Why we say: ‘Tommy’
The word ‘Tommy’ will forever be associated with British soldiers serving in the trenches of World War I.
And not just in Britain: French troops routinely used it as a term of reference for their allies, while German infantrymen were known to shout it out across no man’s land when attempting to communicate with British trenches.
The term is much older than the global conflict of 1914-18. ‘Tommy’ has probably been used for at least 200 years, with the first mention believed to have been in 1794, on the recommendation of the Duke of Wellington. It is said that Wellington hailed one of his troops, a Thomas Atkins, as an ideal example of a British soldier.
Atkins, the legend states, was wounded, but told his commander, “It’s all right, sir. It’s all in a day’s work.” He then died shortly after. Tommy Atkins became the subject of a poem by Rudyard Kipling 100 years later. In the poem, Kipling criticised the treatment of soldiers by the people back home, unaware of the horrors of war.

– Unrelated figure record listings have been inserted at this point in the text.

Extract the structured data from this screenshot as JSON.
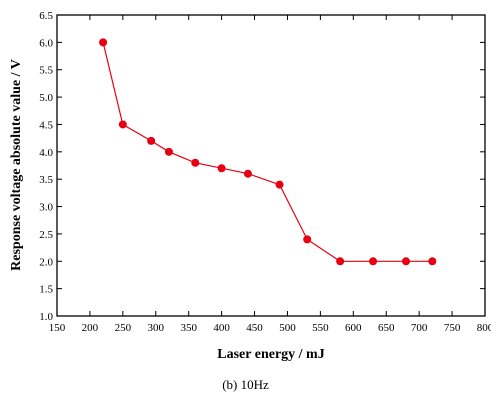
{
  "chart_data": {
    "type": "line",
    "xlabel": "Laser energy / mJ",
    "ylabel": "Response voltage absolute value / V",
    "xlim": [
      150,
      800
    ],
    "ylim": [
      1.0,
      6.5
    ],
    "xticks": [
      "150",
      "200",
      "250",
      "300",
      "350",
      "400",
      "450",
      "500",
      "550",
      "600",
      "650",
      "700",
      "750",
      "800"
    ],
    "yticks": [
      "1.0",
      "1.5",
      "2.0",
      "2.5",
      "3.0",
      "3.5",
      "4.0",
      "4.5",
      "5.0",
      "5.5",
      "6.0",
      "6.5"
    ],
    "grid": false,
    "legend": "none",
    "color": "#e60012",
    "series": [
      {
        "x": [
          220,
          250,
          293,
          320,
          360,
          400,
          440,
          488,
          530,
          580,
          630,
          680,
          720
        ],
        "y": [
          6.0,
          4.5,
          4.2,
          4.0,
          3.8,
          3.7,
          3.6,
          3.4,
          2.4,
          2.0,
          2.0,
          2.0,
          2.0
        ]
      }
    ]
  },
  "caption": "(b)  10Hz"
}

So why is the name so synonymous with World War I? The answer probably lies within the pages of a pocket ledger that the military authorities produced for all troops to carry.
When issuing the booklet, the War Office enclosed a guidance sheet, which included example entries. 'Thomas Atkins' was the specimen soldier's name, and so the ledger quickly became known as the 'Tommy Booklet' and its holder as 'Tommy'.